SPÖ-Fraktionsführer Kai Jan Krainer fragte auch zu den Chats rund um Druck auf Steuerprivilegien der katholischen Kirche: ob Blümel wisse, ob es auch mit anderen Religionsgemeinschaften Treffen gegeben habe? Nein, sagte Blümel, er sei bei den Chats auch nicht eingebunden gewesen, und habe davon aus den Medien erfahren.

Fragen zu Pilnacek-Chats nicht zugelassen

Nur sehr kurzfristig Thema im Ausschuss waren Fragen rund um einen Chat zwischen dem vorläufig suspendierten Justizministeriumssektionschef Pilnacek und Blümels Kabinettschef Clemens-Wolfgang Niedrist im Zusammenhang mit den Ermittlungen gegen den Finanzminister. Dabei hatte Pilnacek als Reaktion auf die Sicherstellungsanordnung, mit der die Ermittler Ende Februar das Finanzministerium besucht hatten, von einem „Putsch“ („Das ist ein Putsch!!“) geschrieben.
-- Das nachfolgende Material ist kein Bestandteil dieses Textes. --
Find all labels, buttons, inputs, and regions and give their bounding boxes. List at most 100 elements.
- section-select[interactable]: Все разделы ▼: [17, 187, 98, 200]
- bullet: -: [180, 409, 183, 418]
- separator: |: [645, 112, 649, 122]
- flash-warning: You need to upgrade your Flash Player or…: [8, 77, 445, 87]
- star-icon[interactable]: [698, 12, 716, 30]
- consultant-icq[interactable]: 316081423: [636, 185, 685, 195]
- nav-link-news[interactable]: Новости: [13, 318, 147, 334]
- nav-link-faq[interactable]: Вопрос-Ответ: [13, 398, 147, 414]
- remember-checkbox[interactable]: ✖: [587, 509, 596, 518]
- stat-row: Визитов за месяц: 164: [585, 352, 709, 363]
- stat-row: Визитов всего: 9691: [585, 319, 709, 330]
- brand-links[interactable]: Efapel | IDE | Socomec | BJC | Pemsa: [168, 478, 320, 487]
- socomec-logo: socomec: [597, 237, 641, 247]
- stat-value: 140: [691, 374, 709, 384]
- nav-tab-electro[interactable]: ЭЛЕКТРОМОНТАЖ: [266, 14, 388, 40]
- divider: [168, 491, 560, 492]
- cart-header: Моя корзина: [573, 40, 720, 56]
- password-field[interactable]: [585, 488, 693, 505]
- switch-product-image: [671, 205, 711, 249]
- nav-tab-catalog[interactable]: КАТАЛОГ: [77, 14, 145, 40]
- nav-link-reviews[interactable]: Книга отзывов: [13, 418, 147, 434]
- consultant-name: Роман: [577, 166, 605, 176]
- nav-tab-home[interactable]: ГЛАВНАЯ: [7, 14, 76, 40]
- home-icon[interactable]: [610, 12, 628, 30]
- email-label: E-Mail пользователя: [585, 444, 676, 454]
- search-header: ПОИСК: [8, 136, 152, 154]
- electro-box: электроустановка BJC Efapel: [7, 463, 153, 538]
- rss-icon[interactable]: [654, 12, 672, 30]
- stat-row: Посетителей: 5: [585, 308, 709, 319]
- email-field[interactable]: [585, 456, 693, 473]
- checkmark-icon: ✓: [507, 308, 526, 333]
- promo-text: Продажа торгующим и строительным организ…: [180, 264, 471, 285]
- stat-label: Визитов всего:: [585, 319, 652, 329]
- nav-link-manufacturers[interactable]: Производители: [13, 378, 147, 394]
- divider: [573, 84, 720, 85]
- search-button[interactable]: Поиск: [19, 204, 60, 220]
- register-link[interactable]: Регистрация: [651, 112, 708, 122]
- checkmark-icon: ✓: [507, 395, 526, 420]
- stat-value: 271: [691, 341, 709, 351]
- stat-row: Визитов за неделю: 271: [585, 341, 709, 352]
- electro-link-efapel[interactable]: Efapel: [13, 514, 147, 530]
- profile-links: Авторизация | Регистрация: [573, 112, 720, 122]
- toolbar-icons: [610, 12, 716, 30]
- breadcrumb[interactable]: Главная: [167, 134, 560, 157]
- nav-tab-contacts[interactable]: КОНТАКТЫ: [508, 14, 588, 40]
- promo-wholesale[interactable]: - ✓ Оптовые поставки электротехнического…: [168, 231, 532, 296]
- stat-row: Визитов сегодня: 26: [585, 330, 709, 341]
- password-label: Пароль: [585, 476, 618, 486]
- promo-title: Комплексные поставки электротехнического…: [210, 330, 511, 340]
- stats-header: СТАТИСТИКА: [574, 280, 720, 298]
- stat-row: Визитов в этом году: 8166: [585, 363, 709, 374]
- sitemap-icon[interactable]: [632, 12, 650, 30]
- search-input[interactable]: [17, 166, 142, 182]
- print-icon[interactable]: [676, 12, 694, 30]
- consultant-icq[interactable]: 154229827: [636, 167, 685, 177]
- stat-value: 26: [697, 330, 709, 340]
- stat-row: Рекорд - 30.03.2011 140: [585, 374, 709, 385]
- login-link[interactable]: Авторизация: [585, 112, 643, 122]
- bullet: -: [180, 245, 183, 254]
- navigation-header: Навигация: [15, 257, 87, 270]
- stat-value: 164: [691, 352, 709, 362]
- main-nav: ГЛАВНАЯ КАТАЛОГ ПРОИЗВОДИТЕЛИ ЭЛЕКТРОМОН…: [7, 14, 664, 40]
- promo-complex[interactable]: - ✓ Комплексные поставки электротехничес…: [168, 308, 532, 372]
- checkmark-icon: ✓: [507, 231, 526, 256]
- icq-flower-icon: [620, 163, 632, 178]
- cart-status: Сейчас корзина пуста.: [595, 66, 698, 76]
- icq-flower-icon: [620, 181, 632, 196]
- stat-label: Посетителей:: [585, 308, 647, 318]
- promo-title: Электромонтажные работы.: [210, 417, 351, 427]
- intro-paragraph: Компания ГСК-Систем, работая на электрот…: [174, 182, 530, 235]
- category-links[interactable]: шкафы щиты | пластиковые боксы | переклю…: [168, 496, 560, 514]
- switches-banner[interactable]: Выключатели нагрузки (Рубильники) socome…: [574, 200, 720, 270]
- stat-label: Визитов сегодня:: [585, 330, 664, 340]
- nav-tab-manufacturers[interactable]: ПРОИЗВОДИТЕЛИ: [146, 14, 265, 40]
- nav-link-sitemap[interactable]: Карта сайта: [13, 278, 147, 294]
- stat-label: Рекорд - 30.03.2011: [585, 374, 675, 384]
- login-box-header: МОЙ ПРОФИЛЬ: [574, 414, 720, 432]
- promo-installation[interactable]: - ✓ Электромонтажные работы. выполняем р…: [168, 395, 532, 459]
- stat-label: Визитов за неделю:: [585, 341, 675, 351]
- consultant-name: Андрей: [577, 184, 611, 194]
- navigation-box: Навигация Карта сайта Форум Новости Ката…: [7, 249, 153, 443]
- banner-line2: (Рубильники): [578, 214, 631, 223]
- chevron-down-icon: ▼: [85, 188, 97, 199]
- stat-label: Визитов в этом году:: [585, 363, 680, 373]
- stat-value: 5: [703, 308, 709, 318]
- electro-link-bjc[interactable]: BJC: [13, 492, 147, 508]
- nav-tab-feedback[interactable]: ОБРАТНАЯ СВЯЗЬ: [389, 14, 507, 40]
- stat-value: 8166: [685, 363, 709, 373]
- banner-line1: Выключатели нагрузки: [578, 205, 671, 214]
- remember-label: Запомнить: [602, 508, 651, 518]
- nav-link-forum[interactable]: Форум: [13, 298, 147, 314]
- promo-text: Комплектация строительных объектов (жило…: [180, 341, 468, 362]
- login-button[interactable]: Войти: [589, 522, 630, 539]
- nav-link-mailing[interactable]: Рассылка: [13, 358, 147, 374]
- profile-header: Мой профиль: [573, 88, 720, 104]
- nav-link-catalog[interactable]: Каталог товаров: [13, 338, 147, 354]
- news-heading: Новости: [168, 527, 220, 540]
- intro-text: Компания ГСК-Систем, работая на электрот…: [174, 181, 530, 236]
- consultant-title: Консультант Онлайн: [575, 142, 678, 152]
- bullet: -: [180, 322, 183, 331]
Zudem regte Pilnacek eine Beschwerde gegen die Hausdurchsuchung an und fragte, wer Blümel denn auf die Einvernahme bei der WKStA vorbereite. Der Verfahrensrichter erklärte, dass das nicht Untersuchungsgegenstand sei und ließ Fragen, etwa ob Blümel von Niedrist über Zwangsmaßnahmen (gemeint ist etwa die Hausdurchsuchung) gegen ihn informiert worden sei, nicht zu.